MacIver News Service | February 8, 2018
By M.D. Kittle
UPDATED at 1:40 p.m. to include comment from Green Lake County Sheriff Mark Podoll, who on Thursday confirmed the Badger State Sheriffs’ Association is neutral on a civil asset forfeiture reform bill.
MADISON, Wis. – After years of wrangling and plenty of setbacks, it appears lawmakers and law enforcement have reached a deal on a civil asset forfeiture bill that can pass the state Senate.
The legislation, which would demand a conviction before police could keep and sell seized property, is considered by some criminal justice watchers to be the strongest reform to a controversial law that has raised serious constitutional concerns.
“It appears we have a deal,” Sen. David Craig (R-Town of Vernon) told MacIver News Service this week. “We are working on getting it scheduled for Senate floor session on Feb. 20.”
The bill recently moved out of the Senate Labor and Regulatory Reform Committee. An amended version has won the approval of some once-reluctant Republicans, including Sen. Van Wanggaard, a former long-time law enforcement officer, Capitol insiders tell MacIver.
The amendment tightens the bill’s standards for establishing damages awarded to victims of asset forfeiture abuse. Only those cases that are the most egregious, or forfeitures deemed to have occurred “arbitrarily” and “capriciously” would be subject to legal damage claims.

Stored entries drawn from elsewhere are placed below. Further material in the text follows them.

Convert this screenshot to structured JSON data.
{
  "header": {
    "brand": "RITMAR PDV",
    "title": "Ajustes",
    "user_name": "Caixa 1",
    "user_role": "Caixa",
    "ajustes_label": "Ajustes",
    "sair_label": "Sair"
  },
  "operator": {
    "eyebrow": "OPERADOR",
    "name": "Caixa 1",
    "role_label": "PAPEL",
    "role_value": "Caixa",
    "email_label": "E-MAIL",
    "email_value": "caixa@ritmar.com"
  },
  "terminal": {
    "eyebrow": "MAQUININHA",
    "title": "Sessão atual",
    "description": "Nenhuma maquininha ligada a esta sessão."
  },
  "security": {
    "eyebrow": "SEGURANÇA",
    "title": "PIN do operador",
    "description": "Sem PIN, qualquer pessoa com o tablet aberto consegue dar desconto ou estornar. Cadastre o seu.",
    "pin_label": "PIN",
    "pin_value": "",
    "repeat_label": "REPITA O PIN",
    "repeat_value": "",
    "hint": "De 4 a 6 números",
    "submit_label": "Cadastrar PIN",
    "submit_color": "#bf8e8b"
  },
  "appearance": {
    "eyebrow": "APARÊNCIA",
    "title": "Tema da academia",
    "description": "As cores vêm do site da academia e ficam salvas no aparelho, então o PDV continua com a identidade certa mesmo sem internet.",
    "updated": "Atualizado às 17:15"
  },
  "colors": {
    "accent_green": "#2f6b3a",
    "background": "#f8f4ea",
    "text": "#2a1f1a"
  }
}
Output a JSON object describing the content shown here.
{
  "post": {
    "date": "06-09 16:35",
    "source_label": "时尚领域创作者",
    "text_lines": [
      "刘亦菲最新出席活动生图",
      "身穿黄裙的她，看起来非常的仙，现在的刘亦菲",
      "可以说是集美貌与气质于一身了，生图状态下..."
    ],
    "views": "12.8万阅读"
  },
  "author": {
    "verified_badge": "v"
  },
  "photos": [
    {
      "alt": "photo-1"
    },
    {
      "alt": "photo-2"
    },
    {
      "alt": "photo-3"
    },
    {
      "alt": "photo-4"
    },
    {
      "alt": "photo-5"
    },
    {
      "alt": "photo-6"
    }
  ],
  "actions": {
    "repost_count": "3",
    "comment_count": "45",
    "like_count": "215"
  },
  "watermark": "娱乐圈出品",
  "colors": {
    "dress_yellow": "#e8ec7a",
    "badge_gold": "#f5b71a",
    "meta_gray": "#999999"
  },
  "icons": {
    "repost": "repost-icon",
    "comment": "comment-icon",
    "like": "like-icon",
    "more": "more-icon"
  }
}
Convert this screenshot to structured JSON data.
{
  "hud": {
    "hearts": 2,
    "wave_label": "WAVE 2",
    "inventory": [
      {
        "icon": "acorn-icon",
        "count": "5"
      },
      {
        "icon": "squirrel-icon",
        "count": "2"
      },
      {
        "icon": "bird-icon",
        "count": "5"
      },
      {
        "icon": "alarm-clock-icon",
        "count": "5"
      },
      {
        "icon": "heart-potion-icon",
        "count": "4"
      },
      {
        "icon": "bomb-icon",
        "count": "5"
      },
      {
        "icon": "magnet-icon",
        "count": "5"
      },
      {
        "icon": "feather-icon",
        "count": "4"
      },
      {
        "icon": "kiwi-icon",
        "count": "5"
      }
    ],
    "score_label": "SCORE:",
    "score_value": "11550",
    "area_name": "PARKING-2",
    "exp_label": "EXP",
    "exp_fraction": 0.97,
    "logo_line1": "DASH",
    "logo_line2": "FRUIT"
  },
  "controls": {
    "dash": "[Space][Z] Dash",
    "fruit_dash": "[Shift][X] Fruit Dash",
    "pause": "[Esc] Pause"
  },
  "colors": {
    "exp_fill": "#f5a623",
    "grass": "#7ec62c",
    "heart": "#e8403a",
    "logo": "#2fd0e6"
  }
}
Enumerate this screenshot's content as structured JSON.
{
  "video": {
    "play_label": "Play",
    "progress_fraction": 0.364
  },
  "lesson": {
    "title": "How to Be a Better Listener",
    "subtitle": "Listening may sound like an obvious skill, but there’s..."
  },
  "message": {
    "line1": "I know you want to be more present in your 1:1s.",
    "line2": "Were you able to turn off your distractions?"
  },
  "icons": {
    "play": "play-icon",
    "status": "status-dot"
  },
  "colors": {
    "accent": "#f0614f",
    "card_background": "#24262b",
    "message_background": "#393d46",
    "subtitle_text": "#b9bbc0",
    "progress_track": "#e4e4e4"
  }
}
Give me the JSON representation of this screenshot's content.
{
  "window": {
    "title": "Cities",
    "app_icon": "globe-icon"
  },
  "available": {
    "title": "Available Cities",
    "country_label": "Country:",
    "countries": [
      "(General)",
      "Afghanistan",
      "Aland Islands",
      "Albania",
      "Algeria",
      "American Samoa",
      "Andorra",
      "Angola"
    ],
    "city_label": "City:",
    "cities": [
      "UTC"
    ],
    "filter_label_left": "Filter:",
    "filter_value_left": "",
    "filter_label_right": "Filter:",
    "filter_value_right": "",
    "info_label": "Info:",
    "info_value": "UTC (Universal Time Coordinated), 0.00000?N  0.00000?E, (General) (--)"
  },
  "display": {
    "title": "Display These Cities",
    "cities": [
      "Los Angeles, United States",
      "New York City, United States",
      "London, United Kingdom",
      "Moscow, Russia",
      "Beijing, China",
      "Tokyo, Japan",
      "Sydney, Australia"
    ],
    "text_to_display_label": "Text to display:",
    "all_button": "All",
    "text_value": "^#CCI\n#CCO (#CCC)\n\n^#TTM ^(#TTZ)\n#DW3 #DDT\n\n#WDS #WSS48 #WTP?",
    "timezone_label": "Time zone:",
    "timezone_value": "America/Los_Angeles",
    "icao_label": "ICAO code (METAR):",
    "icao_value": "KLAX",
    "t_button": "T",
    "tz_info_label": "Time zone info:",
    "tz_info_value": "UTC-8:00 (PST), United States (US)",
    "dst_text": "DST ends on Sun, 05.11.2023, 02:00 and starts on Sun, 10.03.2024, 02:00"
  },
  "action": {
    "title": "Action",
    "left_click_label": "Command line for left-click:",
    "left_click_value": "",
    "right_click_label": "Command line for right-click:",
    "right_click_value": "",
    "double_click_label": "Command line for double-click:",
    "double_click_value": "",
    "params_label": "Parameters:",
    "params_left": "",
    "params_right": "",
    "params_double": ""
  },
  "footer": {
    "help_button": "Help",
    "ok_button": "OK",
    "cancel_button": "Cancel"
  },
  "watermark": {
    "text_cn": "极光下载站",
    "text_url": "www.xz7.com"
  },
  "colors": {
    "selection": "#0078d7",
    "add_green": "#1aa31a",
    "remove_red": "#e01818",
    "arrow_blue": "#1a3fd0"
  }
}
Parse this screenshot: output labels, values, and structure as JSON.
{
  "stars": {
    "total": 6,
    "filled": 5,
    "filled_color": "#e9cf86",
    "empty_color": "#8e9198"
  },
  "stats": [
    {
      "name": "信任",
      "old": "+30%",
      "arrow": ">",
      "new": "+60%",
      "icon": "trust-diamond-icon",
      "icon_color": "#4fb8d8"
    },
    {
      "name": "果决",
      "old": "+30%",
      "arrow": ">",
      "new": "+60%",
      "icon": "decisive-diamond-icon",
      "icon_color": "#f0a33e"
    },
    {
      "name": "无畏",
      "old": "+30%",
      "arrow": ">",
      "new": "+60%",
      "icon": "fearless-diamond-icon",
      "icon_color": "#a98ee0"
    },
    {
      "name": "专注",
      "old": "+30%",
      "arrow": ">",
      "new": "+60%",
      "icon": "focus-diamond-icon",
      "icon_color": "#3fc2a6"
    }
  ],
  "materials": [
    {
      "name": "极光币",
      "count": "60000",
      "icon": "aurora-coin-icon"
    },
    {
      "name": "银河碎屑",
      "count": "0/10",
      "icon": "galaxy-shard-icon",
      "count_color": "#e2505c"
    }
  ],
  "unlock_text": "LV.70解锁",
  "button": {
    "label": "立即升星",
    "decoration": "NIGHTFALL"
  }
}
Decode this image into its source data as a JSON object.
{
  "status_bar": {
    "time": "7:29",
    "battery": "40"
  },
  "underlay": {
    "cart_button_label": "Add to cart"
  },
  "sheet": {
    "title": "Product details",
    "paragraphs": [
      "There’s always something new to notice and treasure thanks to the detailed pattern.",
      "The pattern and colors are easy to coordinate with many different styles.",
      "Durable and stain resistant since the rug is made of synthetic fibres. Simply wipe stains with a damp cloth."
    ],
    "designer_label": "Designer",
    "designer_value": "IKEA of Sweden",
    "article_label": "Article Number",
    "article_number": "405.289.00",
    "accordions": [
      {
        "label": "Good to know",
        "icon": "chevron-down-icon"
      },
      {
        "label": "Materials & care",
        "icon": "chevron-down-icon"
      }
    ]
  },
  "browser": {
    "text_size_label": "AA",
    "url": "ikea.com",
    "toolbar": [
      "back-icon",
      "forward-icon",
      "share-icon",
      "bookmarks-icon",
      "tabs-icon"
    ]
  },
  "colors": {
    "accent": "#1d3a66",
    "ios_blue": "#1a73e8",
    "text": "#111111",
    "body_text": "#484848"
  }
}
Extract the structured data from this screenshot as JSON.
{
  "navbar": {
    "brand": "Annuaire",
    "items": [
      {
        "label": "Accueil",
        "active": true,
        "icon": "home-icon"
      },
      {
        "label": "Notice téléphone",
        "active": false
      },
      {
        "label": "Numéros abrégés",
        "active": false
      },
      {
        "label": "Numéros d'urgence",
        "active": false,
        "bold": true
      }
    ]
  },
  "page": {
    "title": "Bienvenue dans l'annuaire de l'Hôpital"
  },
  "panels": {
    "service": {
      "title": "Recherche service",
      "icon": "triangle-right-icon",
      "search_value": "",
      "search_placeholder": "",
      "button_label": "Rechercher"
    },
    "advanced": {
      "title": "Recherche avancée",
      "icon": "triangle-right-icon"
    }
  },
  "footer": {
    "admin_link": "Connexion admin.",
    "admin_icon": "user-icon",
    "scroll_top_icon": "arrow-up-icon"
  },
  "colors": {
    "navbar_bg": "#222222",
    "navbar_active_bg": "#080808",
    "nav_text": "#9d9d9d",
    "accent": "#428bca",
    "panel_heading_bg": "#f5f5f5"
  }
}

Under Wisconsin’s civil asset forfeiture law, police officers may keep or sell property they deem to have been involved in a crime. Property owners need not be arrested or convicted of a crime for their cash, cars or other possessions to be grabbed up by the government.
That would change under the legislation co-authored by Craig. Law enforcement would have to secure a conviction at the state level or in cases where local police turn over investigations to federal investigators.
The bill also includes a reporting requirement, mandating that Wisconsin create a database tracking forfeitures to make sure abuses or misuses of the law aren’t occurring.
Law enforcement agencies must distribute at least half of proceeds obtained through forfeitures to the state’s Common School Fund, in accordance with Wisconsin civil asset forfeiture law and the state constitution. Agencies seizing property “may deduct 50 percent of the amount received for administrative expenses of seizure, maintenance of custody, advertising and court costs and the costs of investigation and prosecution reasonably incurred,” according to state statute. If the property forfeited is money, “all the money shall be deposited in the school fund.”
Local and state law enforcement agencies may transfer their drug investigations to federal law enforcement agencies. Doing so moves the cases into the federal court system, which is much more liberal with how much money or property local law enforcement agencies are allowed to keep and cash out than the more restrictive state courts.
Craig’s bill also codifies current case law on proportionality. In short, the punishment must fit the crime. If a scofflaw fails to pay a municipal fine for possessing marijuana, he shouldn’t lose his house under a government-led civil asset forfeiture action, according to advocates of the reform measure.
The Institute for Justice asserts in its report, “Policing for Profit,” that civil forfeitures have been big business for law enforcement.
“Every year, police and prosecutors across the United States take hundreds of millions of dollars in cash, cars, homes and other property—regardless of the owners’ guilt or innocence,” the report notes. Proceeds have helped bolster budgets in some law enforcement agencies.
Capital sources say the state Department of Justice and the Badger State Sheriffs’ Association have agreed to stand neutral – to not oppose – the bill after the parties agreed on the language changes.
Dean Meyer, executive director of the Sheriffs’ Association, said he was unaware of the deal. He referred MacIver’s questions to Green Lake County Sheriff Mark Podoll, who heads up the association’s legislative committee. Podoll on Thursday confirmed the association is neutral on the bill.
State Department of Justice spokesman Johnny Koremenos also confirmed that DOJ is now neutral on the bill.
Criminal justice watchers say the legislation is the latest example of Wisconsin leading the way on government reform.
“Basically it is the most pro-individual-liberty asset forfeiture law that I know of,” said Thomas Lyons, director of Right on Crime, a national campaign of the Texas Policy Foundation, in partnership with the American Conservative Union Foundation and Prison Fellowship. The initiative supports conservative solutions for reducing crime, restoring victims, reforming offenders, and lowering taxpayer costs, according to the group’s website.
MacIver News Service has tracked problems in law enforcement’s use of the state’s asset forfeiture laws. In some cases there appears to be a misunderstanding of statutes or an overt abuse of them.
One Capitol insider said the Department of Justice has a clearer understanding of the the problems at the local level and has been increasing training on what law enforcement agents can and cannot do under asset forfeiture.
While the Senate may have the votes to pass the reform measure, its fate in the Assembly is much less clear. As of Wednesday, the bill had yet to be scheduled for a committee vote.
The clock is ticking. The Assembly plans to wrap up winter session business in the next few weeks. It could take up the asset forfeiture bill on Feb. 22, two days after the Senate meets – if the bill makes it out of committee.